Je n’avais pas vraiment le choix. Avec tout ce qui se passait, je n’avais ni le temps ni la patience de m’amuser à essayer d’être heureuse ou parfaite. Tout était à fleur de peau, personnellement. J’étais une bombe à retardement, prête à exploser émotionnellement à tout moment. Mais j’ai fini par réaliser que c’était ce qui me manquait. Ça ne devrait pas être parfait. Parce que je suis loin de l’être, tout comme tout le monde. Le monde a besoin d’entendre les imperfections, surtout maintenant.
De retour sur scène
Tu remontes sur scène après trois ans d’absence. Comment te sens-tu ? Est-ce comme renouer avec ton public, ou plutôt comme un nouveau départ ?
Je ne me suis jamais sentie aussi bien sur scène. J’ai l’impression que toute l’expérience que j’ai acquise au fil des ans ressort lorsque je joue. J’oublie parfois depuis combien de temps, je fais cela, alors quand j’ai su que les concerts allaient avoir lieu… J’étais, pour être honnête, complètement paniquée. Mais après quelques concerts, tout s’est mis en place, encore mieux qu’avant.
Débuter et rester fidèle à soi-même
Tu as fait l’expérience des grandes maisons de disques dès tes débuts, puis tu as retrouvé ton indépendance. Avec le recul, quel conseil donnerais tu à un jeune auteur-compositeur interprète qui cherche aujourd’hui à percer sans se perdre ?
N’écoute personne qui te dit comment ta musique devrait sonner. À mes yeux, c’est à proscrire absolument. Mais à part ça, chaque expérience est tellement unique que je trouve assez étrange de donner des conseils.

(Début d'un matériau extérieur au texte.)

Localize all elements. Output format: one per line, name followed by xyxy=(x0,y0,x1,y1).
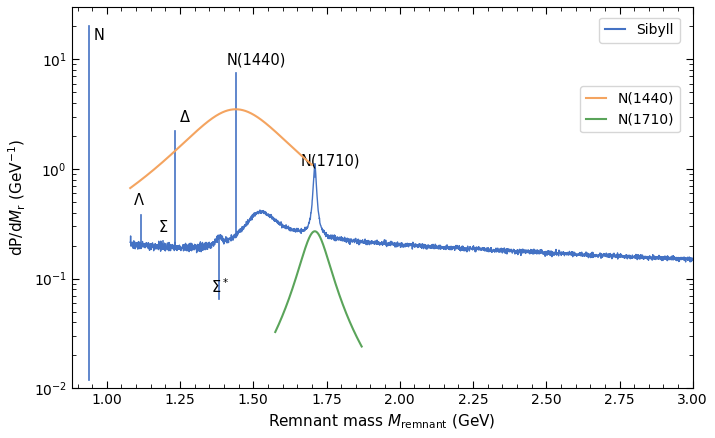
X-axis label: Remnant mass $M_\mathrm{remnant}$ (GeV): Remnant mass $M_\mathrm{remnant}$ (GeV) xyxy=(268,413,496,431)
Legend: N(1440), N(1710): N(1440), N(1710) xyxy=(580,86,679,132)
Text: N: N xyxy=(94,28,104,43)
Text: $\Lambda$: $\Lambda$ xyxy=(133,192,145,208)
Text: $\Sigma^*$: $\Sigma^*$ xyxy=(211,277,229,296)
Text: N(1440): N(1440) xyxy=(227,52,286,67)
Text: $\Sigma$: $\Sigma$ xyxy=(158,219,168,235)
Text: N(1710): N(1710) xyxy=(300,154,360,169)
Text: $\Delta$: $\Delta$ xyxy=(179,110,190,125)
Y-axis label: dP/d$M_\mathrm{r}$ (GeV$^{-1}$): dP/d$M_\mathrm{r}$ (GeV$^{-1}$) xyxy=(7,139,28,256)
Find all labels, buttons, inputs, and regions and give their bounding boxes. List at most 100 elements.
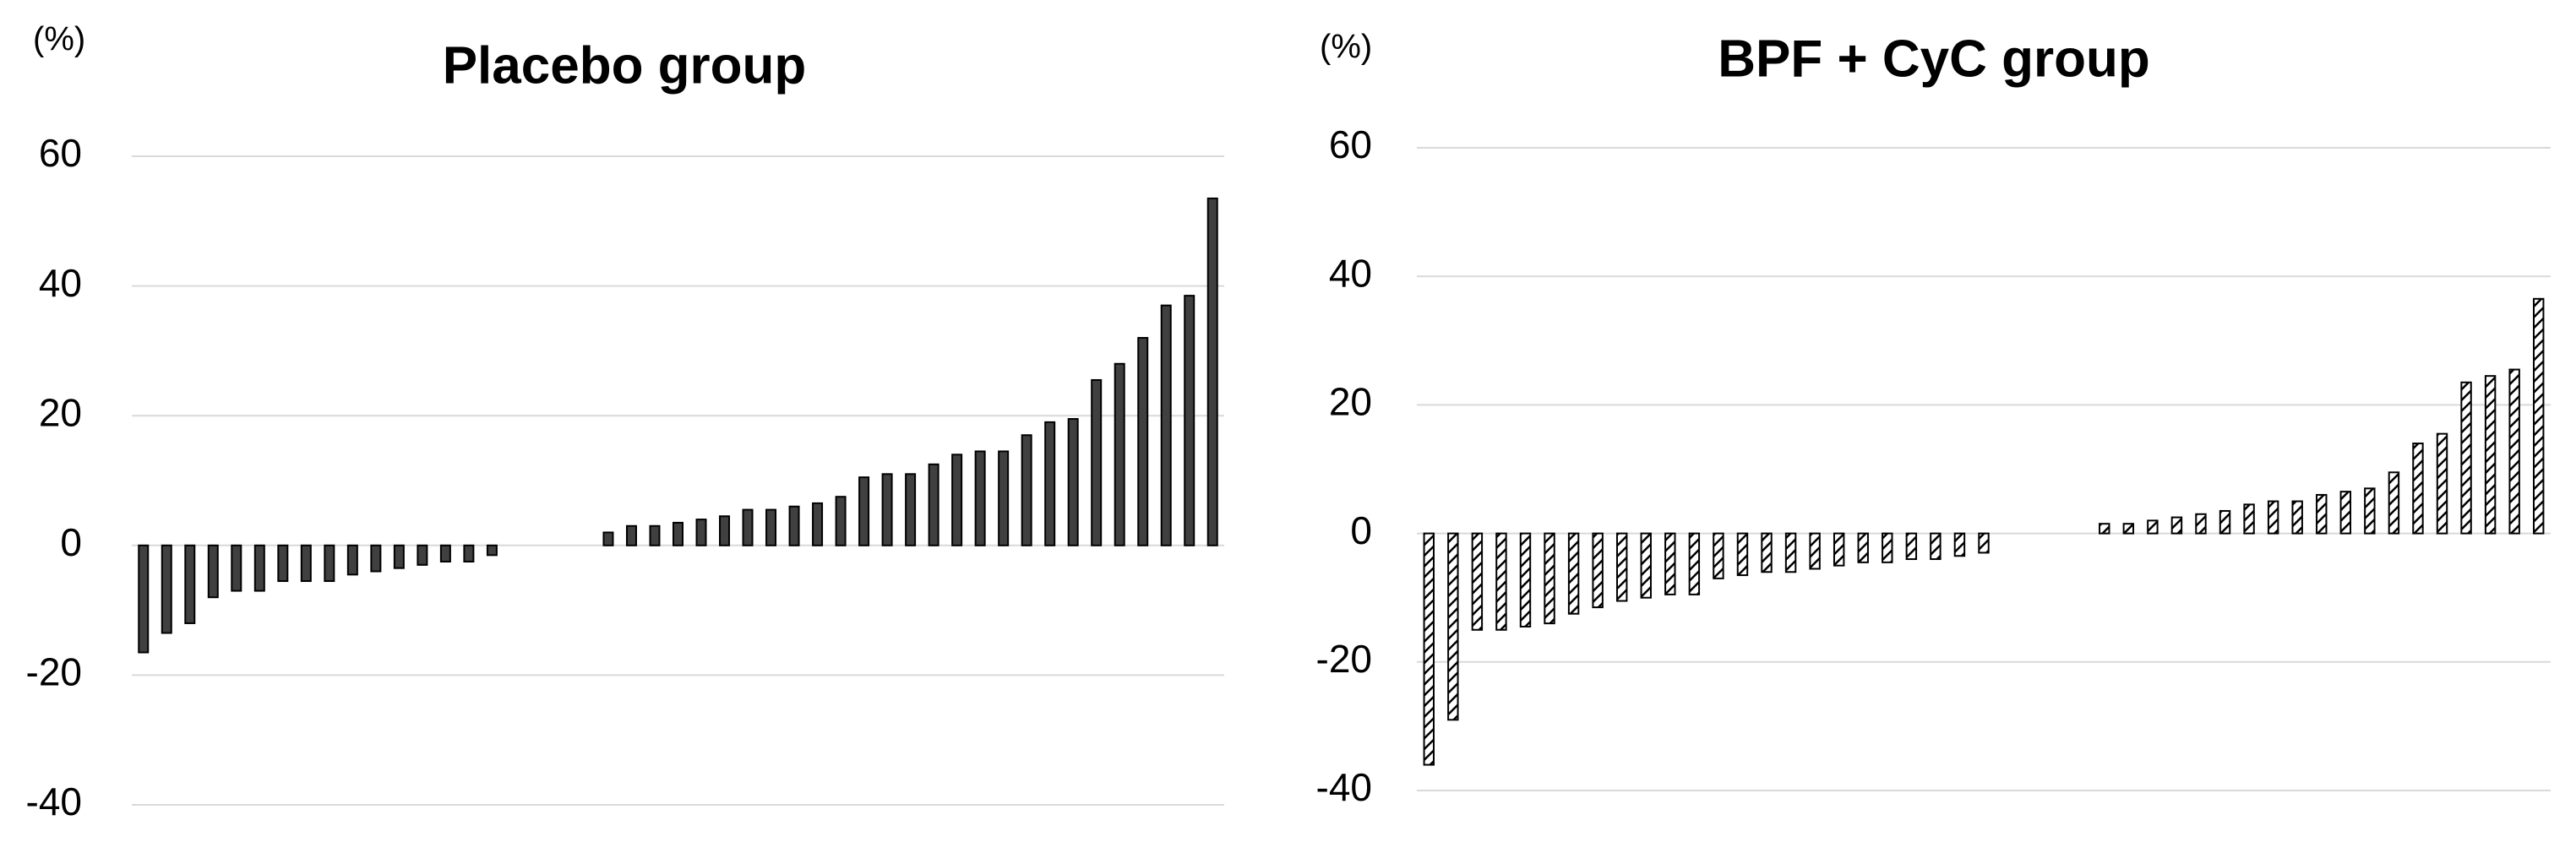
y-tick-label: 0 — [60, 520, 82, 564]
bar — [1833, 532, 1845, 567]
bar — [2243, 503, 2255, 535]
bar — [1615, 532, 1628, 602]
bar — [1091, 378, 1103, 546]
bar — [812, 502, 824, 546]
bar — [1592, 532, 1604, 609]
bar — [1784, 532, 1797, 573]
bar — [858, 476, 870, 546]
bar — [1495, 532, 1507, 631]
bar — [1809, 532, 1821, 570]
bar — [1184, 295, 1195, 546]
bar — [788, 505, 800, 546]
y-tick-label: 60 — [39, 131, 82, 175]
bar — [300, 544, 312, 583]
chart-title: Placebo group — [443, 36, 807, 95]
bar — [2484, 375, 2497, 535]
bar — [1905, 532, 1918, 561]
bar — [905, 473, 917, 546]
bar — [2147, 519, 2159, 535]
bar — [1736, 532, 1749, 577]
bar — [1021, 434, 1032, 546]
bar — [2291, 500, 2303, 535]
y-axis-unit: (%) — [33, 21, 85, 58]
bar — [1713, 532, 1724, 579]
bar — [2436, 432, 2448, 535]
y-tick-label: -40 — [1316, 765, 1372, 809]
bar — [1640, 532, 1652, 599]
y-tick-label: 60 — [1329, 122, 1372, 166]
bar — [1206, 197, 1218, 546]
bar — [2219, 509, 2231, 535]
bar — [2122, 523, 2135, 535]
bar — [370, 544, 382, 573]
bar — [998, 450, 1010, 546]
bar — [184, 544, 196, 624]
bar — [1519, 532, 1532, 628]
bar — [417, 544, 428, 566]
bar — [649, 524, 661, 546]
bar — [1544, 532, 1555, 625]
bar — [2099, 523, 2110, 535]
bar — [719, 515, 731, 546]
bar — [439, 544, 451, 562]
y-tick-label: -20 — [1316, 637, 1372, 681]
bar — [928, 463, 939, 546]
bar — [231, 544, 242, 592]
bar — [2412, 443, 2424, 535]
bar — [1447, 532, 1459, 721]
bar — [742, 508, 754, 546]
y-tick-label: -20 — [26, 650, 82, 694]
bar — [2316, 493, 2328, 535]
bar — [672, 521, 684, 546]
y-tick-label: 40 — [39, 261, 82, 305]
bar — [1567, 532, 1580, 615]
bar — [1857, 532, 1869, 563]
bar — [1930, 532, 1942, 561]
bar — [951, 454, 963, 546]
bar — [1044, 421, 1056, 546]
bar — [1688, 532, 1701, 595]
y-tick-label: 20 — [39, 390, 82, 434]
bar — [765, 508, 777, 546]
y-tick-label: 20 — [1329, 380, 1372, 424]
bar — [1160, 304, 1172, 546]
bar — [207, 544, 219, 599]
bar — [974, 450, 986, 546]
bar — [2339, 491, 2352, 535]
bar — [393, 544, 405, 569]
y-tick-label: 0 — [1350, 508, 1372, 552]
bar — [138, 544, 150, 654]
bar — [324, 544, 335, 583]
y-tick-label: -40 — [26, 780, 82, 823]
bar — [2460, 381, 2472, 535]
bar — [2170, 516, 2183, 535]
bar — [277, 544, 289, 583]
y-tick-label: 40 — [1329, 251, 1372, 295]
bar — [1471, 532, 1484, 631]
bar — [625, 524, 637, 546]
bar — [1882, 532, 1893, 563]
bar — [602, 531, 614, 546]
bar — [835, 496, 847, 546]
bar — [1067, 418, 1079, 546]
bar — [346, 544, 358, 576]
bar — [463, 544, 475, 562]
bar — [2533, 297, 2545, 535]
bar — [1978, 532, 1990, 554]
bar — [2508, 368, 2520, 535]
bar — [2195, 513, 2207, 535]
bar — [2267, 500, 2279, 535]
chart-title: BPF + CyC group — [1718, 30, 2150, 88]
y-axis-unit: (%) — [1320, 29, 1372, 66]
bar — [1664, 532, 1676, 595]
bar — [253, 544, 265, 592]
bar — [1761, 532, 1773, 573]
bar — [161, 544, 172, 634]
bar — [881, 473, 893, 546]
bar — [486, 544, 498, 557]
bar — [1423, 532, 1435, 766]
bar — [1953, 532, 1966, 557]
bar — [1137, 337, 1149, 546]
bar — [1114, 362, 1125, 546]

Une chanson pour comprendre où tu en es
Parmi les cinq titres de l’EP, lequel te semble le plus personnel à l’heure actuelle ? Celui que les gens devraient écouter s’ils veulent vraiment te connaître.
Je pense que c’est God We Tried. Chaque note de ce morceau respire Charlotte OC.
Parmi les cinq titres, tu as choisi de mettre en avant « Cider and Black » lors de la sortie de l’EP. Qu’est-ce qui t’a marqué dans cette chanson ? Elle semble très ancrée dans la réalité et cinématographique, avec une tension silencieuse qui la traverse. La considères-tu comme une porte d’entrée vers l’album, ou plutôt comme un instantané de ta situation actuelle ?
Pour moi, c’est juste un moment dans le temps. C’était là où j’en étais quand je l’ai écrite. Je me souviens encore de la folie qui m’habitait quand j’écoute cette chanson. Je pense que le son de ce qui va suivre sera encore plus brut que jamais. Mais j’adore « Cider and Black ». Je pense que personne n’a jamais entendu cette facette de moi auparavant, et c’est pour cette raison que je l’adore.
Et après ?
L’EP est sorti le 11 juillet. Quelles sont tes prochaines étapes ? Un autre projet ? Une pause ? Où veux-tu consacrer ton énergie dans les mois à venir ?
Le prochain album va bientôt voir le jour, donc je me remets directement au travail, ce qui est vraiment libérateur pour moi. J’ai vécu avec cet EP pendant deux ans, et je suis maintenant ailleurs sur le plan personnel. Donc oui, je suis très, très, très, très enthousiaste.
Que trouverait-on dans la loge de tes rêves ?
Du miel, de l’eau chaude, du champagne, des vocal zones… Peut-être des appareils de musculation, pour évacuer la tension avant le concert, mais est-ce que je m’en servirais ? Probablement pas. Et puis encore du champagne. Peut-être un Pho. Et un chiot Border Collie. Bien dressé.
Et sur la scène de tes rêves, qui serait à tes côtés ?
Freddie Mercury, Tina Turner, Leonard Cohen… Et mon père qui nous chahuterait depuis le bord de la scène.
Dernière question : tu pars pour Mars, que prends-tu avec toi ?
Tous ceux que j’aime, et du champagne.